Of the five projects, the first two are must-haves for econometrics or statistical packages, one on System of Equations, the other on Nonlinear Least-Squares and Nonlinear Robust Models. The next two are nonparametric or semi-parametric methods, one more traditional kernel estimation, the other using Empirical Likelihood which is a relatively new approach that has become popular in recent research both in econometrics and in statistics. The fifth is on Dynamic Linear Models mainly using Kalman filter and a Bayesian approach, which would extend the depth of statsmodels in time series analysis.

All topics would be valuable extensions to statsmodels and significantly increase our coverage of statistics and econometrics. From the discussion on the mailing list I think that all candidates are qualified to bring the projects to a successful finish.

Estimating System of Equations

This is a standard econometrics topic, but I only recently found that graphical models and causal models discussed in other fields have a large overlap with this. In the case of a system of simultaneous equations, we have several variables that depend on each other. The simplest case in economics is a market equilibrium, where the demanded and supplied quantities depend on the price, and the price depends on the supply and demand. The estimation methods commonly used in this area are two-stage and three-stage least-squares and limited and full information maximum likelihood estimation. The first part of the project starts with the simpler case when we have several response variables, but they don't depend on each other simultaneously, although they can depend on past values of other response variables. I'm very glad that someone is picking this one up.

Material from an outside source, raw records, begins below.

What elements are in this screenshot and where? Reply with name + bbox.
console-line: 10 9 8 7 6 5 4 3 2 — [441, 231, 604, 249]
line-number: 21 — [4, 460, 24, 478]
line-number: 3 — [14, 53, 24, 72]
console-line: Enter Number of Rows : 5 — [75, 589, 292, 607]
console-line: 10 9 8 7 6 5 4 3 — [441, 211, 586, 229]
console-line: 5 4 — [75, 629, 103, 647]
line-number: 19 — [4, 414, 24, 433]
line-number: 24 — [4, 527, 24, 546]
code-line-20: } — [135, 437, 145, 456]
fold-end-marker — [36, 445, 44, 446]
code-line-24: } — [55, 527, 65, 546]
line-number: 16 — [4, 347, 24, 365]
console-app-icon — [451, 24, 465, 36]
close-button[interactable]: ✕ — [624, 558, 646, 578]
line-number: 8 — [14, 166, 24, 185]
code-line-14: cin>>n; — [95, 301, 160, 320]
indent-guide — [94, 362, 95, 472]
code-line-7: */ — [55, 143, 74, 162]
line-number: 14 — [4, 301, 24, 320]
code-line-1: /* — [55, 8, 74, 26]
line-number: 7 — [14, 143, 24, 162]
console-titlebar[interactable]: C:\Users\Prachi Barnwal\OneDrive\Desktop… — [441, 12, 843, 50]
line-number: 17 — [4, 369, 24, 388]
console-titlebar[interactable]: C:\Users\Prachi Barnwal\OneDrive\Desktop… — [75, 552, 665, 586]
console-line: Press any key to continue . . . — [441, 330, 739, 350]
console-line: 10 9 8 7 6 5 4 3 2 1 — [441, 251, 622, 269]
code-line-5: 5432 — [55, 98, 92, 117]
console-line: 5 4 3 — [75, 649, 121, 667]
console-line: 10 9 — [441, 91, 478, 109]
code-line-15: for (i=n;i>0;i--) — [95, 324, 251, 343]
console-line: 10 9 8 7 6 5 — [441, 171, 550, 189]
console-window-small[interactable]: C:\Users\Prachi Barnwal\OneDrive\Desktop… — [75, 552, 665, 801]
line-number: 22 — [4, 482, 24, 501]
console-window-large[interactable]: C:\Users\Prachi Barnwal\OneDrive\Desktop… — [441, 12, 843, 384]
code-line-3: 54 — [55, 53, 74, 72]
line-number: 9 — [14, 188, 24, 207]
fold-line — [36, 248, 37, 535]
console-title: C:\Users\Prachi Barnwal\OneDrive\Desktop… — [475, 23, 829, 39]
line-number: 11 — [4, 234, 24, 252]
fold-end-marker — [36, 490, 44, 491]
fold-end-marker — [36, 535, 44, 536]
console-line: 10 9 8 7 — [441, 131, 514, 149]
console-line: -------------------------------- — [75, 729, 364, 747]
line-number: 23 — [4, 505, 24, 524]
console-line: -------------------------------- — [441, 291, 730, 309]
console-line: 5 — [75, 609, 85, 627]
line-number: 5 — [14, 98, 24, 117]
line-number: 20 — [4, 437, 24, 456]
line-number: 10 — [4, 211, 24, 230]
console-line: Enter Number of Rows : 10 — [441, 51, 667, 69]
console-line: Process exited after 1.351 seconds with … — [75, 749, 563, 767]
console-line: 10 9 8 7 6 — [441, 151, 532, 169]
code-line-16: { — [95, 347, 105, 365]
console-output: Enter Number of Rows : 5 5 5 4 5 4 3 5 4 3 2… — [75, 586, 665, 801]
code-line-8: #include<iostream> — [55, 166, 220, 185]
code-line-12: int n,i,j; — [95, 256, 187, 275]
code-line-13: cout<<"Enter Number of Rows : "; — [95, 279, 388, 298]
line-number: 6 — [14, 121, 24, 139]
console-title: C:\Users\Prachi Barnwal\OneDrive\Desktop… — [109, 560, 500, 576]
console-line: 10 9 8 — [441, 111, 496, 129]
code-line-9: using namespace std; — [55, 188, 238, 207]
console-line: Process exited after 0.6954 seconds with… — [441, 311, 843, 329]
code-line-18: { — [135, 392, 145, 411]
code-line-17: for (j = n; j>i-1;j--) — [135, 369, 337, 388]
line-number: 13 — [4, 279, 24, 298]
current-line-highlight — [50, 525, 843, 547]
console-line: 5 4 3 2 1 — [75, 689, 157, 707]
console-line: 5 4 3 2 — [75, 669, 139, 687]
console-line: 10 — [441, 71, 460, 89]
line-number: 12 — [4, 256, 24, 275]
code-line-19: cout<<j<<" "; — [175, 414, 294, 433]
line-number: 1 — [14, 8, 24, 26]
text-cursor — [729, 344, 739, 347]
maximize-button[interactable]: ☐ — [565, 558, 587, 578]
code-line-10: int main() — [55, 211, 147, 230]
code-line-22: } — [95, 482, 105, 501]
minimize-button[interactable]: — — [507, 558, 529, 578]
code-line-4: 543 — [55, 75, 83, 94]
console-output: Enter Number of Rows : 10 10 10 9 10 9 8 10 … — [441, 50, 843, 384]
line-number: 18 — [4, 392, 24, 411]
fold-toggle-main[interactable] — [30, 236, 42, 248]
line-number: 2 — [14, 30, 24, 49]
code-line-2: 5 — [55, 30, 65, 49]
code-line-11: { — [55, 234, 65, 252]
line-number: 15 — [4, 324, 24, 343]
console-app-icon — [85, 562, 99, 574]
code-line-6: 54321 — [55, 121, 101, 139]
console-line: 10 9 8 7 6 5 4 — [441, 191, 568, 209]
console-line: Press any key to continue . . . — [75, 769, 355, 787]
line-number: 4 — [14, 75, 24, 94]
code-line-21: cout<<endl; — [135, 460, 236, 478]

Extension of Linear to Non Linear Models

This project has two parts, the first is extending the linear least-squares model to the non-linear case, the second part is to implement non-linear models for robust estimation. Non-linear least squares is available in scipy for example with scipy.optimize.curve_fit. However, in the statsmodels version we want to provide all the usual results statistics and statistical tests. The second part will implement two robust estimators for non-linear model, that have been shown to be most successful in recent Monte Carlo studies comparing different robust estimators for non-linear equations. Robust estimation here refers to the case when there are possibly many outliers in the data. My guess is that these will become the most used models of all proposals.

Nonparametric Estimation

This project extends the kernel based method in statsmodels from the univariate to the multivariate case, will provide better bandwidth selection, and then implement nonparametric function estimation. Multivariate kernel density estimation should complement scipy.stats.gaussian_kde which only works well with distributions that are approximately normal shaped or have only a single peak. Another extension is to provide kernels and estimation methods for discrete variables. These methods have been on our wishlist for a while, but only the univariate case has been included in statsmodels so far.

Empirical Likelihood

This is a relatively new approach in statistics and econometrics that avoids the distributional assumptions in estimation and in statistical tests. Instead of relying on a known distribution in small samples, where we often assume normal distribution, or instead of relying on the asymptotic normal distribution in large samples, this approach estimates the distribution in a nonparametric way. This is similar, to some extend, to the difference between, for example, a t-test and a rank-based Mann–Whitney U or Wilcoxon test, which are available in scipy.stats. The advantages are that in smaller samples the estimates and tests are more accurate when the distribution is not known, and in many cases, for example in finance, most tests show that the assumption of normal distribution does not hold. For this project, I still have to catch up with some readings because I'm only familiar with a small part of this literature, mainly on empirical likelihood in relation to Generalized Method of Moments (GMM).

Dynamic Linear Models

This covers statespace models implemented by Kalman Filter for multivariate time series models, both from a likelihood and a Bayesian perspective. The project expands the coverage of statsmodels in linear time series analysis, the first area where we get a good coverage of models. Currently, we have univariate AR and ARIMA, vector autoregressive models VAR, and structural VAR. Part of this project would be to get a good cython based implementation of Kalman filters. Wes has started a libray, statlib, for this last year, however, it is still incomplete and needs to be integrated with statsmodels. Another advantage of this project is that it increases our infrastructure and models for macro-econometrics, estimation of macroeconomic models and dynamic stochastic general equilibrium DSGE models, which is currently still Matlab dominated, as far as I can tell.

Now we still have to see how many GSoC slots we will get, but we have the chance this year to get a large increase in the speed of development of statsmodels, and we can reduce the number of cases where someone needs to run to R, or Stata, or Matlab because there is no implementation for a statistical analysis available in Python.